Project-managing the process with CAT and Bushlight teams
From the Bushlight and CAT teams, a range of their technical staff contributed towards the community plan and subsequent projects, as project managers. This included Bushlight’s Community Engagement Support team, CAT’s water team and project services team. Part of the beauty of CAT is that is has so much residential expertise to draw on. The services provided by CAT and Bushlight included: project coordination, facilitating community meetings, delivering a community water management plan, and infrastructure costings.
Implementing the plan:
Wanmarra resident are very practical and focused on their goals. They have set simple achievable targets for fixing up their essential infrastructure so it can service the community for the long term. The two priority projects were making the shelter houses liveable and bringing reliable 24-hour power to these new dwellings. The other was to assess and repair their water infrastructure, and secure long term water supplies for their horticulture gardens.
A larger goal for the community is to gain regular well-paid employment for its local remote community Indigenous residents.
The outcomes of the plan so far include that:
- The shelter houses have been refurbished by Nguarratjuta and a grant given by the NT Government to connect them to power will be completed by July 2012.
- A water supply plan and new designs for repairs have been developed by CAT’s water and projects team, with plans to approach selected agencies and government for funding for this project.
- Making progress towards well-paying employment for community residents, through further developing their own garden produce.
- Learning how to utilise skills in horticulture and the existing nursery, to grow native seedlings for future carbon farming projects.
- Beginning to look at the long-term security of the community’s Bushlight community energy system, as further infrastructure and new projects are added including extra housing, internet, sheds and warehouses that will require extra power. One of the developments on this front, is Bushlight installation of PowerBoost, which is a programme to enable the Bushlight BL2 system to be more dynamic and flexible, providing extra power to residents when there is identified spare capacity within the batteries.
The next steps ahead
Overall, Wanmarra residents are very happy with their plan are now showing it to all their visitors, including politicians.

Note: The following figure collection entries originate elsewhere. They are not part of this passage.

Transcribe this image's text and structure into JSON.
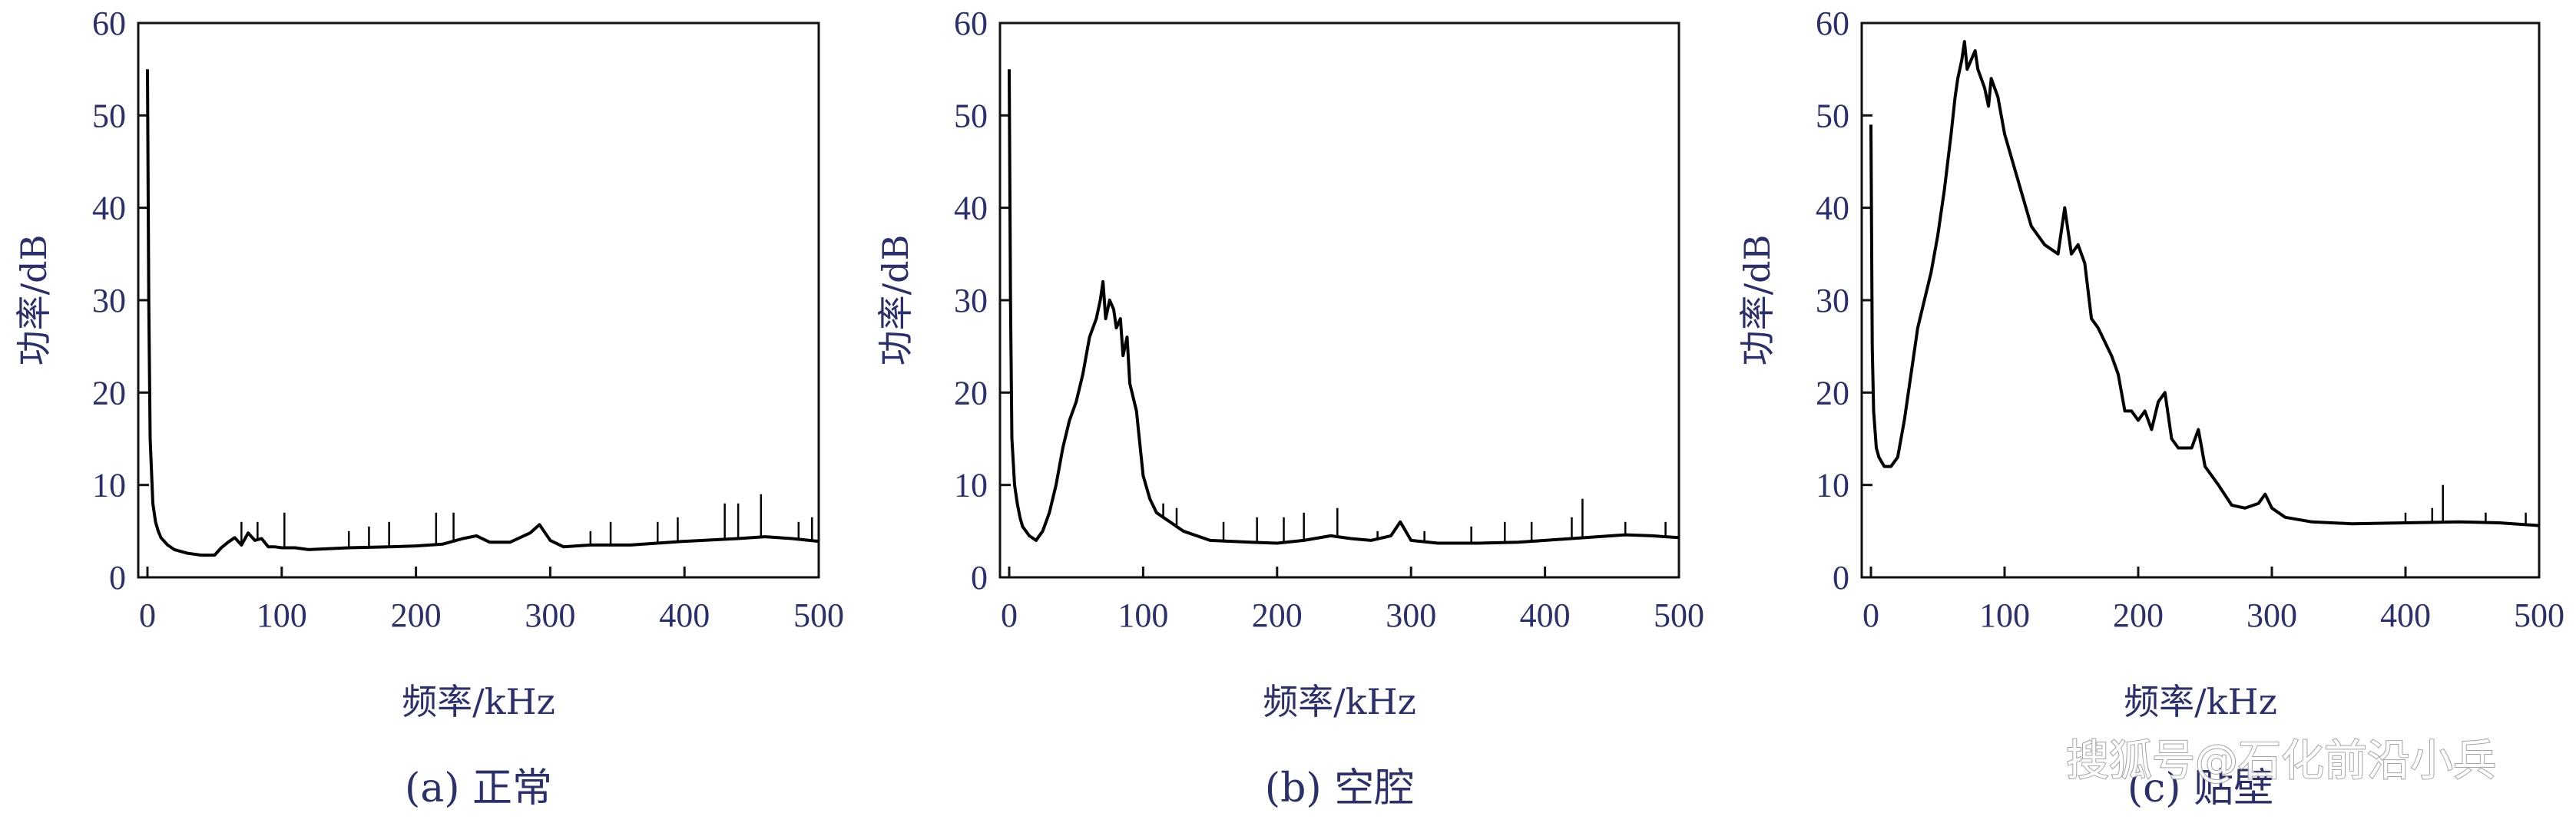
{
  "chart_data": [
    {
      "type": "line",
      "caption": "(a) 正常",
      "xlabel": "频率/kHz",
      "ylabel": "功率/dB",
      "xlim": [
        0,
        500
      ],
      "ylim": [
        0,
        60
      ],
      "xticks": [
        0,
        100,
        200,
        300,
        400,
        500
      ],
      "yticks": [
        0,
        10,
        20,
        30,
        40,
        50,
        60
      ],
      "grid": false,
      "series": [
        {
          "x": [
            0,
            1,
            2,
            4,
            6,
            8,
            10,
            15,
            20,
            30,
            40,
            50,
            55,
            60,
            65,
            70,
            75,
            80,
            85,
            90,
            95,
            100,
            110,
            120,
            150,
            180,
            200,
            220,
            235,
            245,
            255,
            270,
            285,
            292,
            300,
            310,
            330,
            360,
            400,
            440,
            460,
            480,
            500
          ],
          "y": [
            55,
            30,
            15,
            8,
            6,
            5,
            4.3,
            3.5,
            3,
            2.6,
            2.4,
            2.4,
            3.2,
            3.8,
            4.3,
            3.5,
            4.8,
            4,
            4.2,
            3.3,
            3.3,
            3.2,
            3.2,
            3,
            3.2,
            3.3,
            3.4,
            3.6,
            4.2,
            4.5,
            3.8,
            3.8,
            4.8,
            5.7,
            4,
            3.3,
            3.5,
            3.5,
            3.9,
            4.2,
            4.4,
            4.2,
            3.9
          ]
        }
      ],
      "spikes": [
        [
          70,
          6
        ],
        [
          82,
          6
        ],
        [
          102,
          7
        ],
        [
          150,
          5
        ],
        [
          165,
          5.5
        ],
        [
          180,
          6
        ],
        [
          215,
          7
        ],
        [
          228,
          7
        ],
        [
          330,
          5
        ],
        [
          345,
          6
        ],
        [
          380,
          6
        ],
        [
          395,
          6.5
        ],
        [
          430,
          8
        ],
        [
          440,
          8
        ],
        [
          457,
          9
        ],
        [
          485,
          6
        ],
        [
          495,
          6.5
        ]
      ]
    },
    {
      "type": "line",
      "caption": "(b) 空腔",
      "xlabel": "频率/kHz",
      "ylabel": "功率/dB",
      "xlim": [
        0,
        500
      ],
      "ylim": [
        0,
        60
      ],
      "xticks": [
        0,
        100,
        200,
        300,
        400,
        500
      ],
      "yticks": [
        0,
        10,
        20,
        30,
        40,
        50,
        60
      ],
      "grid": false,
      "series": [
        {
          "x": [
            0,
            1,
            2,
            4,
            6,
            8,
            10,
            15,
            20,
            25,
            30,
            35,
            40,
            45,
            50,
            55,
            60,
            65,
            68,
            70,
            72,
            75,
            78,
            80,
            83,
            85,
            88,
            90,
            95,
            100,
            105,
            110,
            120,
            130,
            150,
            180,
            200,
            220,
            240,
            255,
            270,
            285,
            292,
            300,
            320,
            350,
            380,
            400,
            430,
            460,
            480,
            500
          ],
          "y": [
            55,
            30,
            15,
            10,
            8,
            6.5,
            5.5,
            4.5,
            4,
            5,
            7,
            10,
            14,
            17,
            19,
            22,
            26,
            28,
            30,
            32,
            28,
            30,
            29,
            27,
            28,
            24,
            26,
            21,
            18,
            11,
            8.5,
            7,
            6,
            5,
            4,
            3.8,
            3.7,
            4,
            4.5,
            4.2,
            4,
            4.5,
            6,
            4,
            3.7,
            3.7,
            3.8,
            4,
            4.3,
            4.6,
            4.5,
            4.3
          ]
        }
      ],
      "spikes": [
        [
          115,
          8
        ],
        [
          125,
          7.5
        ],
        [
          160,
          6
        ],
        [
          185,
          6.5
        ],
        [
          205,
          6.5
        ],
        [
          220,
          7
        ],
        [
          245,
          7.5
        ],
        [
          275,
          5
        ],
        [
          310,
          5
        ],
        [
          345,
          5.5
        ],
        [
          370,
          6
        ],
        [
          390,
          6
        ],
        [
          420,
          6.5
        ],
        [
          428,
          8.5
        ],
        [
          460,
          6
        ],
        [
          490,
          6
        ]
      ]
    },
    {
      "type": "line",
      "caption": "(c) 贴壁",
      "xlabel": "频率/kHz",
      "ylabel": "功率/dB",
      "xlim": [
        0,
        500
      ],
      "ylim": [
        0,
        60
      ],
      "xticks": [
        0,
        100,
        200,
        300,
        400,
        500
      ],
      "yticks": [
        0,
        10,
        20,
        30,
        40,
        50,
        60
      ],
      "grid": false,
      "series": [
        {
          "x": [
            0,
            1,
            2,
            4,
            6,
            8,
            10,
            15,
            20,
            25,
            30,
            35,
            40,
            45,
            50,
            55,
            60,
            63,
            65,
            68,
            70,
            72,
            75,
            78,
            80,
            85,
            88,
            90,
            95,
            100,
            110,
            120,
            130,
            140,
            145,
            150,
            155,
            160,
            165,
            170,
            180,
            185,
            190,
            195,
            200,
            205,
            210,
            215,
            220,
            225,
            230,
            240,
            245,
            250,
            260,
            270,
            280,
            290,
            295,
            300,
            310,
            330,
            360,
            400,
            440,
            470,
            500
          ],
          "y": [
            49,
            25,
            18,
            14,
            13,
            12.5,
            12,
            12,
            13,
            17,
            22,
            27,
            30,
            33,
            37,
            42,
            48,
            52,
            54,
            56,
            58,
            55,
            56,
            57,
            55,
            53,
            51,
            54,
            52,
            48,
            43,
            38,
            36,
            35,
            40,
            35,
            36,
            34,
            28,
            27,
            24,
            22,
            18,
            18,
            17,
            18,
            16,
            19,
            20,
            15,
            14,
            14,
            16,
            12,
            10,
            7.8,
            7.5,
            8,
            9,
            7.5,
            6.5,
            6,
            5.8,
            5.9,
            6,
            5.9,
            5.6
          ]
        }
      ],
      "spikes": [
        [
          400,
          7
        ],
        [
          420,
          7.5
        ],
        [
          428,
          10
        ],
        [
          460,
          7
        ],
        [
          490,
          7
        ]
      ]
    }
  ],
  "watermark": "搜狐号@石化前沿小兵"
}
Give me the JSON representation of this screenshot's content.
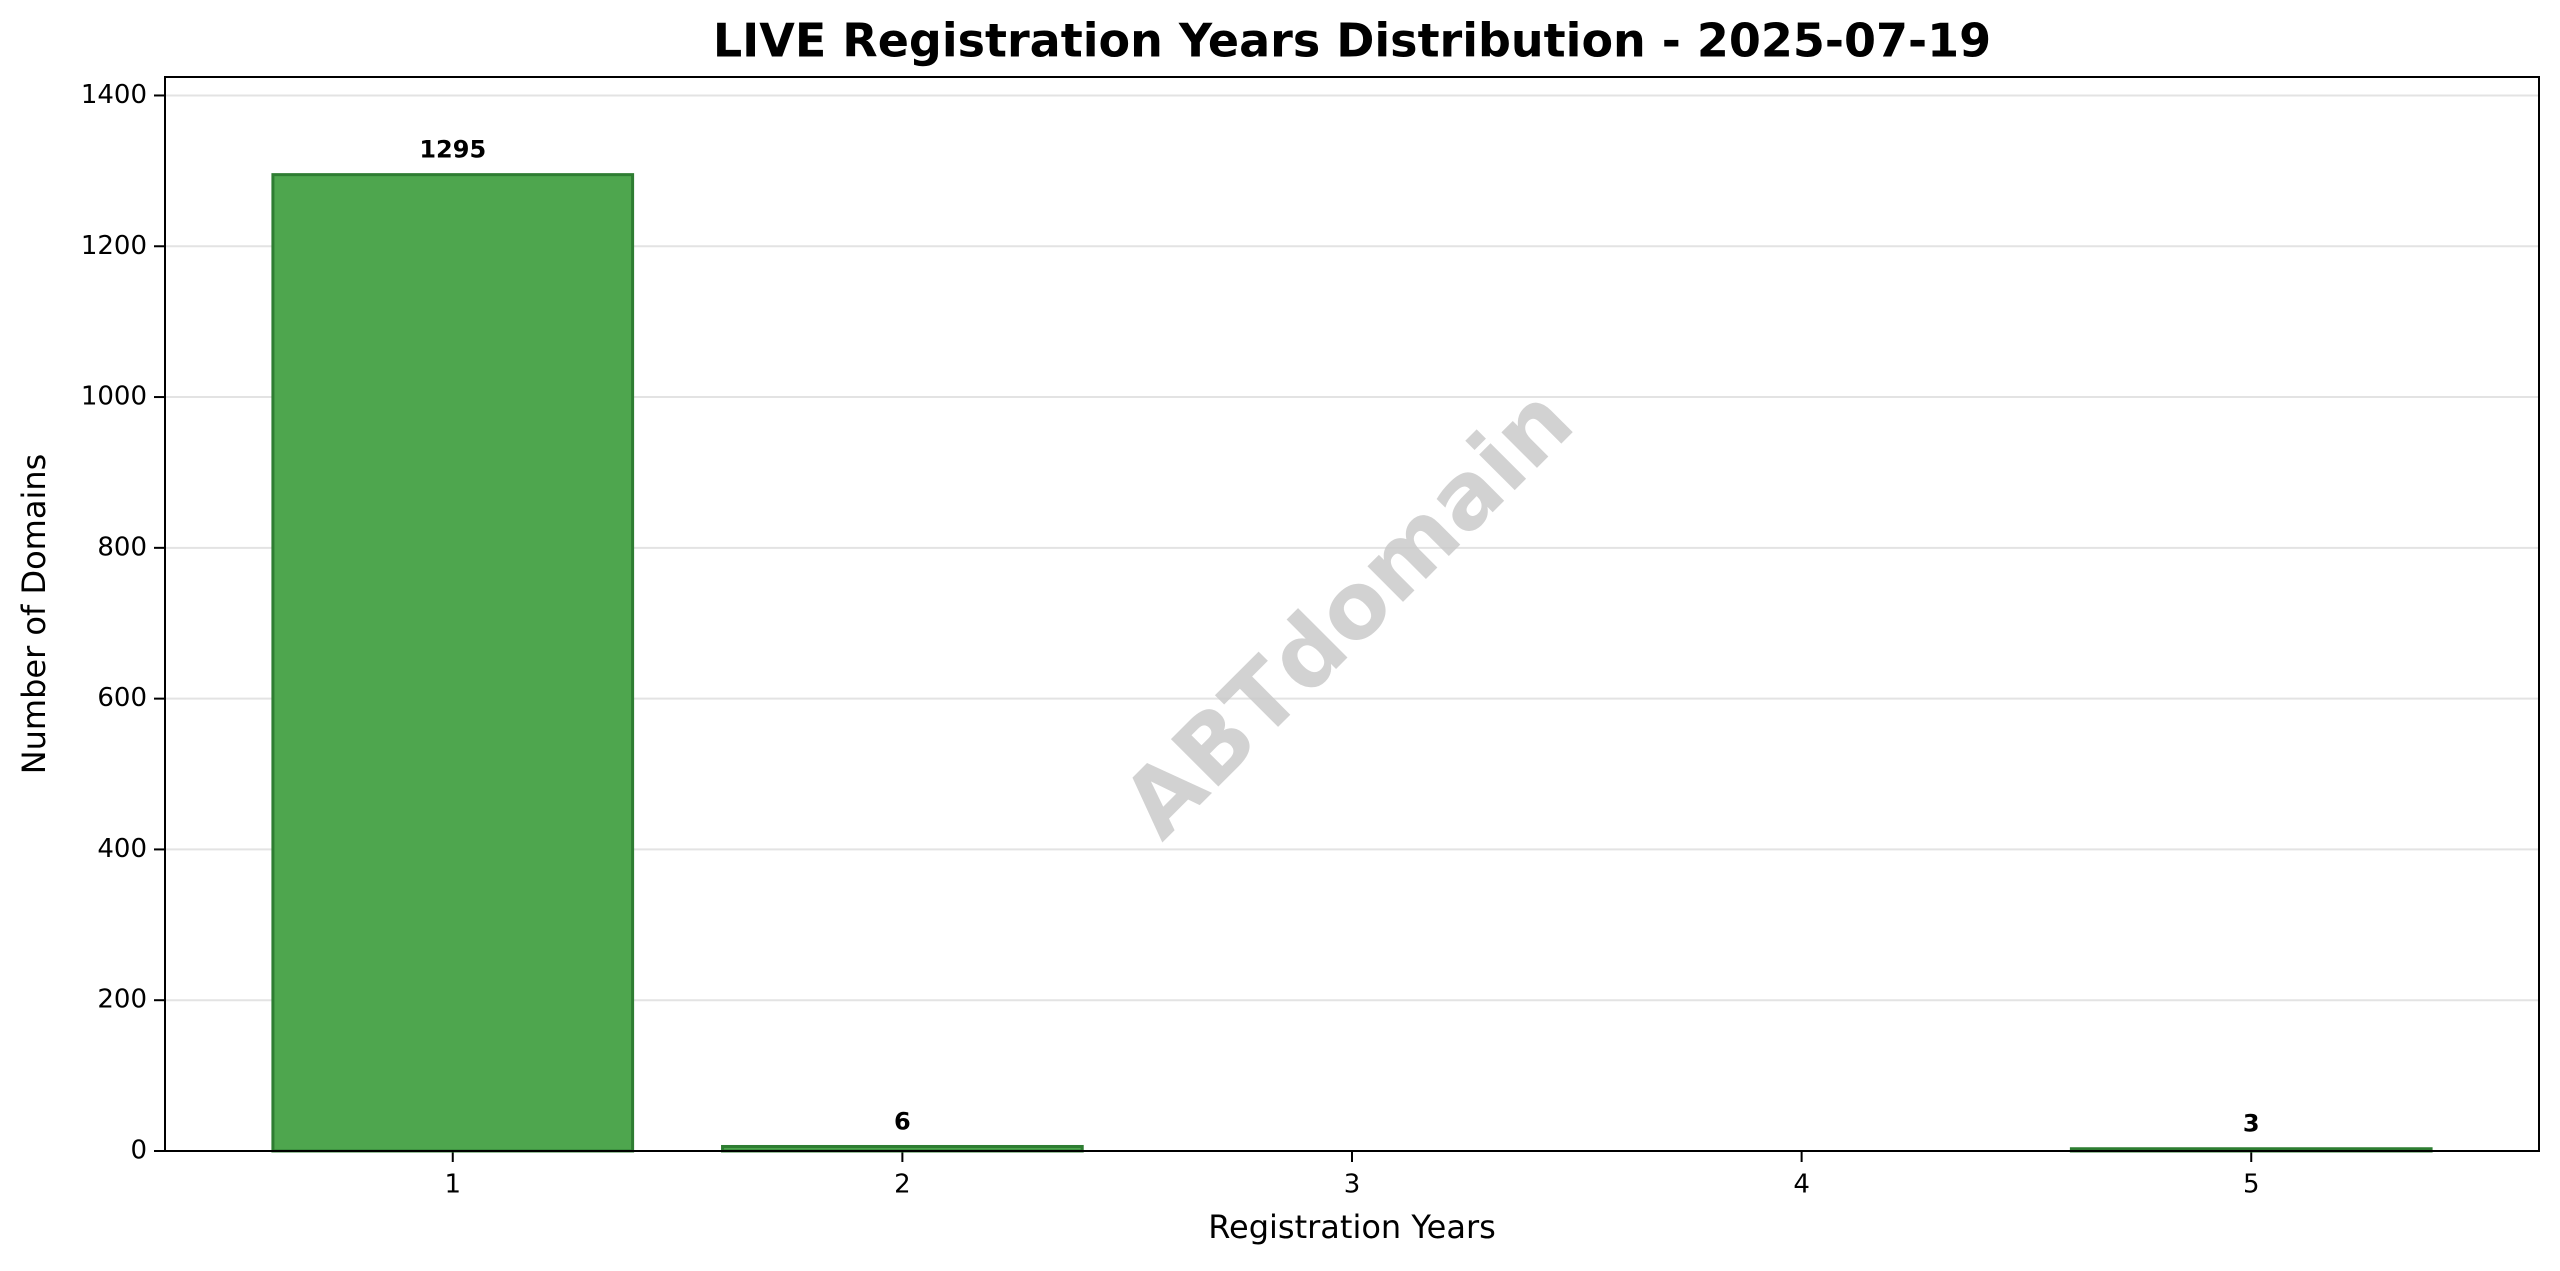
{
  "chart_data": {
    "type": "bar",
    "title": "LIVE Registration Years Distribution - 2025-07-19",
    "xlabel": "Registration Years",
    "ylabel": "Number of Domains",
    "watermark": "ABTdomain",
    "x": [
      1,
      2,
      5
    ],
    "values": [
      1295,
      6,
      3
    ],
    "color": "#4ea64e",
    "edgecolor": "#2e7d32",
    "xlim": [
      0.36,
      5.64
    ],
    "xticks": [
      1,
      2,
      3,
      4,
      5
    ],
    "ylim": [
      0,
      1424.5
    ],
    "yticks": [
      0,
      200,
      400,
      600,
      800,
      1000,
      1200,
      1400
    ],
    "grid": true
  }
}
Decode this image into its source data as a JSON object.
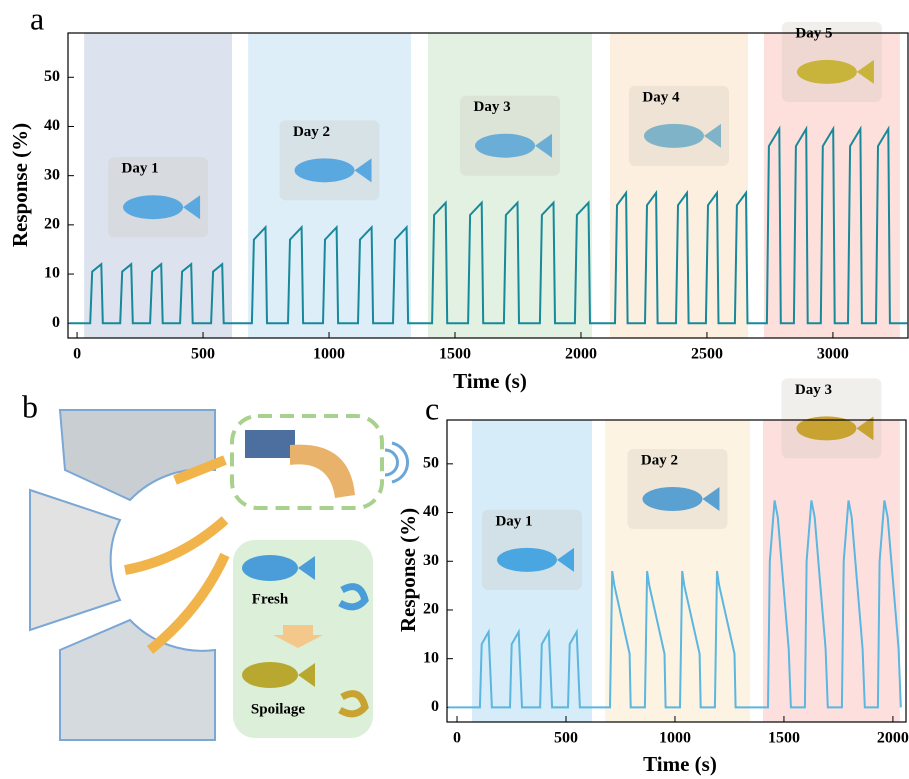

A community plan is only a simple thing but it sets a clear signal and direction where before there was none to share. Residents have stated that they would be happy completing just one or two of their identified projects, which the CAT and Bushlight teams are well on the way, to helping to implement. Overall, it is interesting to note how residents have shared that it is important for them to clearly set down their thoughts, aspirations and goals so they can guide the future direction of their community. It is inspiring to see that indeed, their vision is clear and the process is advancing.